Friday, June 1, 2018

Bike Tour in the USA (2007), Part 37

Friday, Sep. 21, 2007
Gone Country

Monterey?
Distance: 118:30 km, Time: 7:34:14 Std., Total: 1,154.30 km

   I arrived at Salinas, a town of around 150,000 citizens. The city serves as the main business, governmental and industrial center of the region. The marine climate is ideal for the floral industry, grape vineyards, and vegetable growers. Salinas is known for its vibrant and large agriculture industry and being 'The Salad Bowl of the World' as the hometown of writer and Nobel Prize in Literature laureate John Steinbeck, who based several of his novels there (Wikipedia).
   Under a bridge of Freeway 101 and I accidentally found on the right side of the road the continuation of the good bike path which I followed from Monterey. I was between the Freeway 101 and the coast. Except for one racing biker, who overtook me easily, there was no other biker to be seen on this very flat bike path.
   After a while I came to the Marina State Beach, a very sandy affair. The wind blew strongly, maybe the reason for a very empty beach. Even a popular place for kite flying and hang gliding it was nothing special and therefore I did not stay for a longer time.
   Following the winding road I came to a fruit stall. It was a big building with an open front; people just parked the car and walked into it to get fresh fruit and vegetables. I ran into a female/male pair of Swiss bikers. We exchanged some stories and information in German. It was nice to meet other people from Europe, especially in September, out of season.
   While I was not sure about my further route I discovered on a bridge over the Freeway 101 a police car. As I came closer I noticed a Mexican sitting in the car taking pictures of speeding drivers with a camera and a computer on the Freeway.  Asking him about the route he wanted to help but, as a non-biker, was only able to explain me a road parallel to the Freeway 101. As I left I wished him ‘happy hunting’!
   I followed the suggestion of the cop and was overtaken by some heavy loaded trucks which all turned right into a large depot. On a sign I could read the name ‘Dole’ which is a worldwide team of growers, packers, processors, shippers and employees committed to consistently providing safe, high-quality fresh fruit, vegetables, and food products, while protecting the environment in which its products are grown and processed.

   
   The next town was Castroville, the ‘Artichoke Center of the World‘. California’s artichoke history began in 1922 when the first artichoke shoots were planted in the valley. Today nearly 100 percent of America’s fresh artichoke supply comes from California and nearly two-thirds of that is still grown here. The annual Castroville Artichoke Food & Wine Festival started in 1959 as a way to celebrate the iconic artichoke and the region known as the “Artichoke Center of the World.” Over the years, the festival became the primary source of funding for local non-profit groups that depend upon a successful event for their viability. Norma Jean Mortenson, better known as Marilyn Monroe, was named California’s first honorary Artichoke Queen in 1948 (http://artichokefestival.org/general-info/).

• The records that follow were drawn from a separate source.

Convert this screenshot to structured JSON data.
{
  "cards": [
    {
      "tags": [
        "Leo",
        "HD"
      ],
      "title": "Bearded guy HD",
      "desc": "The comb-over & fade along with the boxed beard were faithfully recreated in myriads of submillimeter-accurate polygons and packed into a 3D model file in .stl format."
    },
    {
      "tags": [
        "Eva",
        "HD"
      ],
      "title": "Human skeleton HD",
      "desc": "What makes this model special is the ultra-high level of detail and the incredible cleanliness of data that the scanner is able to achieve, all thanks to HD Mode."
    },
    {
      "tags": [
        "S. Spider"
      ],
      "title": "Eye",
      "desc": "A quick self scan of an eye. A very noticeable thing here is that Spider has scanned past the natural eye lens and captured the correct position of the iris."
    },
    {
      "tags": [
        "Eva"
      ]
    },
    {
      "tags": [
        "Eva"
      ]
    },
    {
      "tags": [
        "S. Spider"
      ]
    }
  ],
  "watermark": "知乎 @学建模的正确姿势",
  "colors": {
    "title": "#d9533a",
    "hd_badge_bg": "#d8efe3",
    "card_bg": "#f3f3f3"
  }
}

   After Castroville I returned on Highway 1 which is a Freeway. I rode on the Freeway until I sign told bikers to leave the road. There was no other road sign so I just followed the main road, direction north. On the side of the road I say an elderly Mexican couple leaving a field slowly walking the same direction obviously on their way home.
   A few minutes later I passed a golf course with imported cars of the high society jamming the parking lot. As I thought I’ve lost the direction finally a sign ‘Pacific Coast Bike Route’ appeared o the right side of the road. I went downhill but discovered some sand in the corners. Be careful!